The Lakers have LeBron James and Anthony Davis.
The Bucks have Giannis Antetokounmpo and Damian Lillard.
The Suns have Devin Booker and Kevin Durant.
The Celtics have Jayson Tatum and Jaylen Brown.
And the Nuggets — who also happen to be the defending champs — have Nikola Jokić, who won back-to-back MVPs in 2021 and 2022.
The Pacers have Tyrese Haliburton and Myles Turner? Yeah, that’s not going to cut it.
Here’s the reality: If you want to raise the Larry O’Brien Championship Trophy, then you need a megastar — or two — on your team. You need someone who’s must-watch sports television. And, while Haliburton and Turner are two very good players, they are not players the average NBA fan is dying to see.
Those four teams I mentioned at the top of this column? All of them have someone on their roster who has a signature shoe with Nike or Jordan (owned by Nike). All of them have a megastar.
The last time the Pacers made the Eastern Conference Finals — back in 2013 and 2014 — they had a young kid from Fresno State who would later sign with the Swoosh. He wore the number 24.
“We are seeing a superstar in the making here with Paul George,” one TNT analyst said during the 2013 playoffs.
This was announced after George beat James — then of the Miami Heat — off the dribble and drove down the lane to give former NBA player Chris “Birdman” Andersen and every one of his tattoos a facial. Look up the slam on YouTube.
That was prime James, too.
Are any current Pacers players capable of driving past King James and finishing at the rim with a monster throwdown?
I don’t think so.
And that TNT analyst who called George a “superstar” back during those 2013 Eastern Conference Finals?
It was Reggie Miller, the man responsible for taking Indiana to its lone NBA Finals in 2000. Unfortunately, the Pacers lost to the Lakers in six games. Los Angeles was led by Hall-of-Famers Shaquille O’Neal and Kobe Bryant. O’Neal was named Finals MVP, averaging an absurd 38 points and 17 rebounds.

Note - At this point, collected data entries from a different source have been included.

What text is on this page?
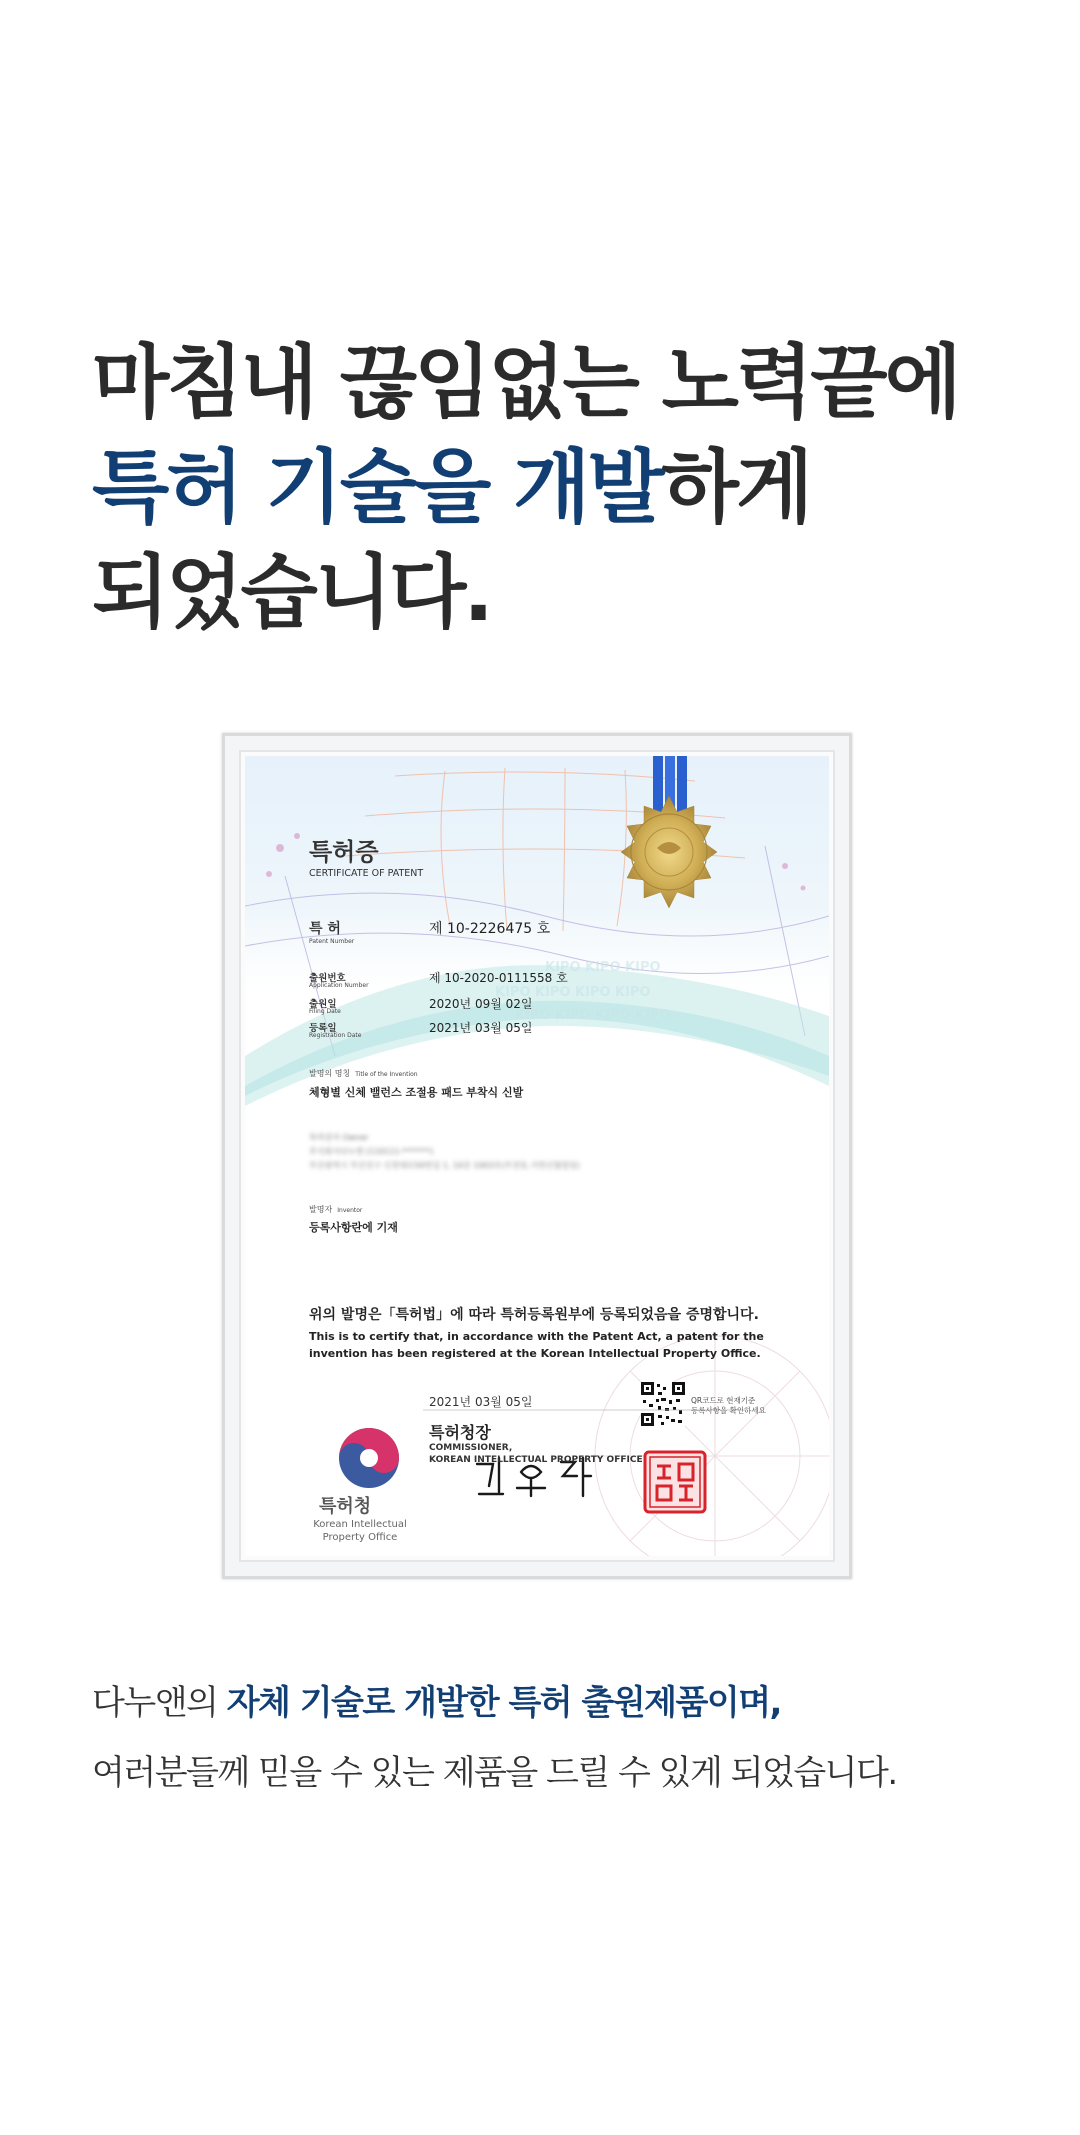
마침내 끊임없는 노력끝에
특허 기술을 개발하게
되었습니다.
KIPO KIPO KIPO
KIPO KIPO KIPO KIPO
KIPO KIPO KIPO KIPO
특허증
CERTIFICATE OF PATENT
특 허
Patent Number
제 10-2226475 호
출원번호
Application Number
제 10-2020-0111558 호
출원일
Filing Date
2020년 09월 02일
등록일
Registration Date
2021년 03월 05일
발명의 명칭 Title of the Invention
체형별 신체 밸런스 조절용 패드 부착식 신발
특허권자 Owner
주식회사다누앤 (110111-*******)
부산광역시 부산진구 신천대로50번길 1, 10층 1003호(부전동,서면신협빌딩)
발명자 Inventor
등록사항란에 기재
위의 발명은「특허법」에 따라 특허등록원부에 등록되었음을 증명합니다.
This is to certify that, in accordance with the Patent Act, a patent for the invention has been registered at the Korean Intellectual Property Office.
2021년 03월 05일	QR코드로 현재기준
등록사항을 확인하세요
특허청장
COMMISSIONER,
KOREAN INTELLECTUAL PROPERTY OFFICE
특허청
Korean Intellectual Property Office
다누앤의 자체 기술로 개발한 특허 출원제품이며,
여러분들께 믿을 수 있는 제품을 드릴 수 있게 되었습니다.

One superstar is fun, two is better, but none is no good.
So how do the Pacers fix this problem? I don’t know.
George and Miller were both first-round draft picks by Indiana. Miller wasn’t even the player Pacers fans wanted back in 1987. They wanted Indiana’s Steve Alford, who averaged less than five points per game during a pro career that spanned just four seasons.
The draft is one way the Pacers can acquire star power. This year’s No. 1 pick – Victor Wembanyama – certainly looks like megastar material. But the key words in that last sentence are “No. 1 pick,” and Indiana is one of six NBA teams that has never had the pleasure of picking first.
Even the first pick isn’t a guarantee. Remember Greg Oden and Anthony Bennett?
Another problem: In today’s NBA, the superstars are choosing where they want to play. Don’t like where you are? Force yourself out. Demand a trade.
I’m willing to bet that the league’s top talent isn’t looking at Indianapolis with hungry eyes. The entire city is about to be freezing, with residents scraping ice off their windshields and huddling by fireplaces as temperatures plummet.
That image isn’t attractive to a superstar looking to swap teams.
And superstars are exactly what the Pacers lack.